Young Lions: A Tale of Success and Woe

With our struggles in defending, I realised it is probably best we avoid… defending. We aren’t very good at it, so why bother? The opposite of the growth mindset I so readily promote every day.
We can’t not defend though. It isn’t possible to ignore this part of the beautiful game, but what if we did it less?
Having more possession will help us with this. I had early on decided to relinquish possession in hopes that we could defend in numbers. Evidently, with only one win in 10, it did not work. We were getting outgunned and out classed. Back to basics then.
So we go for a slower, more methodical style. We keep our basic 4-2-3-1 shape. It allows us to include our best players, such as Armstrong, Ojo and Swift.
Swift can thrive with time and space, and Armstrong thrives when being fed by a quality playmaker. Armstrong is killing it this year, as always. Armstrong has been given mostly through balls this year, with some crosses thrown in. Dowell and Swift as our CAMs are finding space, but players like Ojo, Brown and Lookman are struggling against better fullbacks.
A surprise top player this year has been Daws. He is 17 and essentially a first choice centre back. He hasn’t been the best defender, but we will persevere with him as he will continue improving.
Keeping a solid back line will be important. We are constantly tinkering at the moment in an attempt to find the correct balance. Once it looks right on the pitch, we’ll stick to it and change less frequently.
On the flip side, we’re still trying to get a counter attacking tactic to work for us. Keeping with a 4-2-3-1 style which admittedly isn’t conducive to this style I hope to be able to develop an “away” tactic. A tactic to be used at tough away fixtures or very good teams at home. It isn’t going well thus far, with its last use ending in a 6-1 loss at home to Manchester United.

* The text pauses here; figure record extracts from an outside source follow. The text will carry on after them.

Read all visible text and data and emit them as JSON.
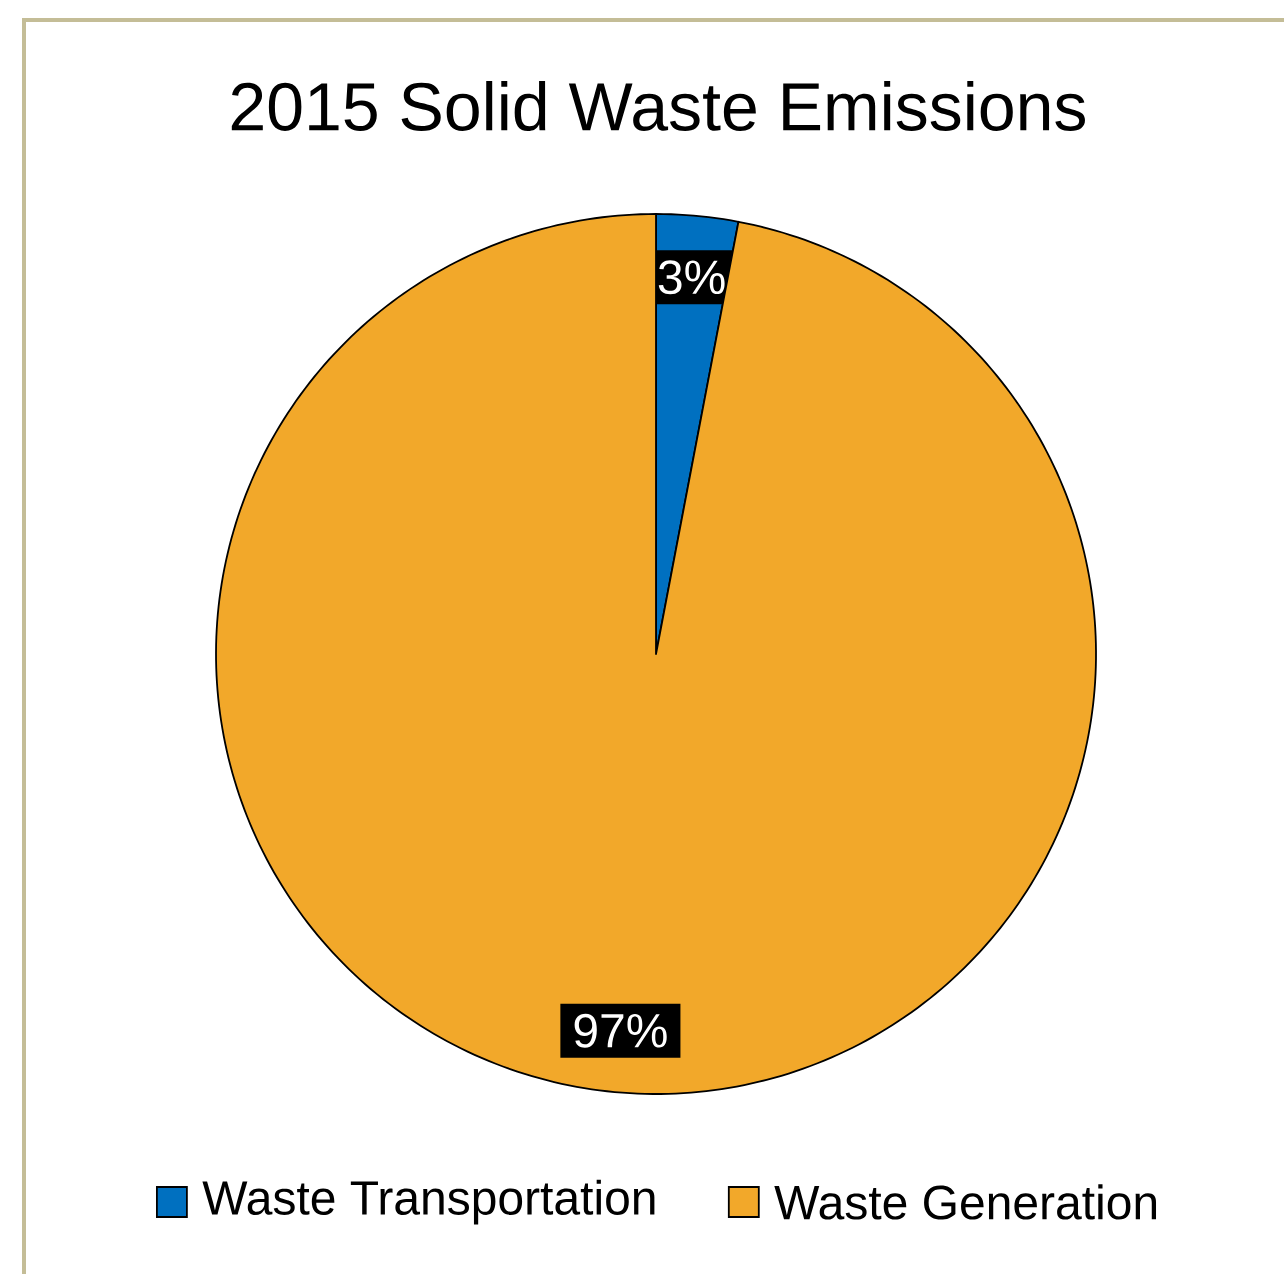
{
  "chart_data": {
    "type": "pie",
    "title": "2015 Solid Waste Emissions",
    "categories": [
      "Waste Transportation",
      "Waste Generation"
    ],
    "values": [
      3,
      97
    ],
    "colors": [
      "#0070c0",
      "#f2a82a"
    ],
    "value_labels": [
      "3%",
      "97%"
    ],
    "legend": "bottom"
  }
}
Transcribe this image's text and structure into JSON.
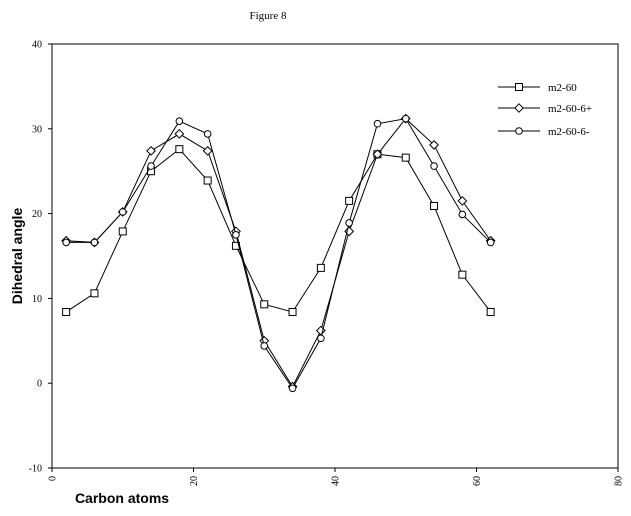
{
  "figure_title": "Figure 8",
  "chart_data": {
    "type": "line",
    "title": "Figure 8",
    "xlabel": "Carbon atoms",
    "ylabel": "Dihedral angle",
    "xlim": [
      0,
      80
    ],
    "ylim": [
      -10,
      40
    ],
    "x_ticks": [
      "0",
      "20",
      "40",
      "60",
      "80"
    ],
    "y_ticks": [
      "-10",
      "0",
      "10",
      "20",
      "30",
      "40"
    ],
    "grid": false,
    "legend_position": "top-right",
    "x": [
      2,
      6,
      10,
      14,
      18,
      22,
      26,
      30,
      34,
      38,
      42,
      46,
      50,
      54,
      58,
      62
    ],
    "series": [
      {
        "name": "m2-60",
        "marker": "square",
        "values": [
          8.4,
          10.6,
          17.9,
          25.0,
          27.6,
          23.9,
          16.2,
          9.3,
          8.4,
          13.6,
          21.5,
          27.0,
          26.6,
          20.9,
          12.8,
          8.4
        ]
      },
      {
        "name": "m2-60-6+",
        "marker": "diamond",
        "values": [
          16.8,
          16.6,
          20.2,
          27.4,
          29.4,
          27.4,
          17.9,
          5.0,
          -0.4,
          6.2,
          17.9,
          27.0,
          31.2,
          28.1,
          21.5,
          16.8
        ]
      },
      {
        "name": "m2-60-6-",
        "marker": "circle",
        "values": [
          16.6,
          16.6,
          20.2,
          25.6,
          30.9,
          29.4,
          17.5,
          4.4,
          -0.6,
          5.3,
          18.9,
          30.6,
          31.2,
          25.6,
          19.9,
          16.6
        ]
      }
    ]
  }
}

Our biggest issue here was just giving up chances too easily. Conceding 6 clear cut chances against a big club is always going to end in trouble, especially when they’re clearly in good form up front.
Any team that can get the ball moving at pace will have a good time against us. We lack the mental attributes, such as positioning, anticipation and concentration to be able to effectively. This is evident in the goals we concede. Too often not picking up our man, or letting a ball slip through too easily.
Looking at the goals we conceded, it is easy to see what I say is true. If the opposition can get men forward, we crumble. If they don’t throw men forward then it’s easy to isolate players. One on one isn’t great for us, as everyone is better than our players. But two on one is better for us. We can actually handle a decent striker if we isolate them. If the opposition midfield doesn’t move forward, they won’t get enough men up the pitch to threaten us.
We need to force people into having to counter attack us, but not committing the men for it. A difficult task, but when it works… It works.
Crystal Palace stood a good chance of beating us. Benteke up top can be a menace, but if he isn’t given much support then he’s not much good. A high line limits how much Benteke’s physicality can damage us. He’ll smash us in the air, but we’ll beat him for pace.
We’re still conceding a lot of goals, but with the quality, or lack of, that we have that is to be expected. I’m still learning the tricks of tactics. I’m paying closer attention, but I don’t know the fixes yet.
What is nice though is that players are stepping up. We’ll have to discuss player development soon. Which players are developing best? Who did I have high hopes for, and who has disappointed me? We also will dive into a game for some deeper analysis!